Most of us know that the infamous “lease-to-own” agreements that some companies push on their drivers are generally a terrible, terrible deal. If you didn’t know that, think about it like this: If the company offers the program, it’s to make them more money. If they’re making more money, that likely means that they’re shifting costs away from them… and on to you. The lease agreements that they have drivers sign are generally pretty ironclad; there’s usually no backing out of one once you’ve put pen to paper. One particularly unscrupulous company has raised the bar for shady lease-to-own contracts in an almost impressively immoral way.
Green Fleet Systems, a trucking company that serves both the Port of Los Angeles and the Port of Long Beach, had your general run-of-the mill lease-to-own program going on. Drivers were paying so much in leasing fees and maintenance that they were barely breaking even every month with their paychecks.
It had become so intolerable that four drivers approached the California Labor Commissioner, a government office in charge of enforcing labor laws, and filed wage-and-hour claims against Green Fleet, asserting that they were in fact employees, not independent-contractors, and had been unlawfully misclassified. The labor commissioner agreed with the drivers, and determined that Green Fleet owed them a combined $280,000.
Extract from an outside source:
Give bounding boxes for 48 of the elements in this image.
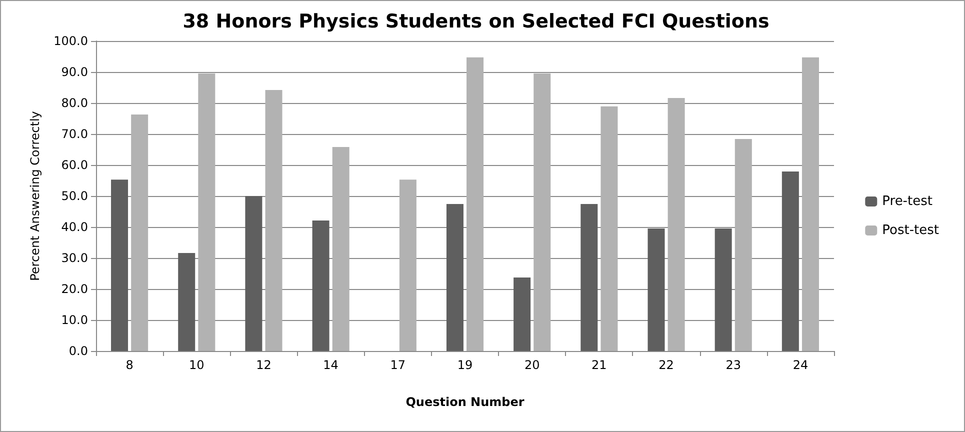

This is where it gets really shady.
In an attempt to keep their other drivers from doing exactly the same thing, Green Fleet required every lease operator to sign new leases that were supposed to limit their rights even further. The new leases said that if a driver ever does claim to be an employee, he or she will not only defend and hold the company harmless, but that they also agree to pay the company’s defense costs. So drivers could possibly be reclassified as employees, but only if they waive their right to demand back pay and pay for the lawyer that would argue against them.
Another section stated that any dispute regarding the lease would have to be settled by an arbitrator chosen by the company.
To top it all off, Green Fleets and nine other companies then filed a lawsuit that would prevent the Labor Commissioner’s office from enforcing the very laws that it was created to uphold. Specifically it would prevent the office from “investigating, processing, or proceeding to hearing on any claim” made by those ten companies’ drivers.
Of course, none of the changes that were made to the leases would hold up in court, their real goal is to prevent an uninformed driver from attempting to go to court because “hey, it says right here in your lease agreement that you can’t.” Fortunately, just because you’ve been able to get someone to unintentionally sign away their rights, doesn’t mean that those rights are actually gone.
It’s actually a good thing that those companies tried to shield themselves from impending lawsuits, it just makes it even clearer how guilty they really are.